Milano è meno sicura?
«Pronunciarmi su questo non attiene alla mia responsabilità. Posso dire che da sindaco ogni settimana chiedevo al prefetto un vertice a cui sedevo insieme alle forze dell'ordine. Era utile perché si programmavano gli interventi in grado di dare sicurezza ai cittadini. Io giro per Milano, anche nei quartieri complicati, e i cittadini sono preoccupati».

 

 

La legge 194 è inattuata nella parte che riguarda il supporto alla maternità.
«Esiste da anni un problema di risorse. Adesso, con il Pnrr le risorse ci sono. Purtroppo anche le migliori leggi, senza risorse, restano lettera morta».

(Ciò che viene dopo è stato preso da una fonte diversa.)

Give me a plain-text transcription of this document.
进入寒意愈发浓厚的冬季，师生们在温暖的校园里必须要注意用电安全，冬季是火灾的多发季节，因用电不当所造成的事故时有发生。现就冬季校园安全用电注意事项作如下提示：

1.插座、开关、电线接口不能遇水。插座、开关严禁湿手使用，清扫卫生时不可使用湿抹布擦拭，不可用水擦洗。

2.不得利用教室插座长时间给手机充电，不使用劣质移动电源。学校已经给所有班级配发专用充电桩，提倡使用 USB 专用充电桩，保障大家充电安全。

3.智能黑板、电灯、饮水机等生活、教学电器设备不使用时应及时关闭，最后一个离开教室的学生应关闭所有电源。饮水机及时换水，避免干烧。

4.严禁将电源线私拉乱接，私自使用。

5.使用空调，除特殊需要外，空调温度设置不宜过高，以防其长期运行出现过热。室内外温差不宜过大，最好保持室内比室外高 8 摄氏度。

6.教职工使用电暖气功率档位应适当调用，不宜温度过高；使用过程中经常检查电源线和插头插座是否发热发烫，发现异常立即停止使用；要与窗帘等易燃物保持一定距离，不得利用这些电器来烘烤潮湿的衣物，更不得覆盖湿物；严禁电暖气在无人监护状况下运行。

Che cosa consiglia alle donne che vogliono misurarsi con la sfida della carriera e della politica?
«Serve coraggio con la consapevolezza che per noi donne è più complicato. Non dobbiamo aver paura di realizzare i nostri sogni. E poi credo che sia importante avere accanto una persona che ti aiuta e ti sostiene. Io l'ho avuta».

Che cosa manca al centrodestra per vincere?
«Serve concretezza. Ho letto un editoriale del professor Orsina che evidenziava un vuoto politico e la necessità di tornare a motivare gli elettori».

Ormai oltre la metà degli aventi diritto diserta le urne.
«Il problema riguarda tutte le forze politiche. Le donne dovrebbero farsi avanti. Serve la cura».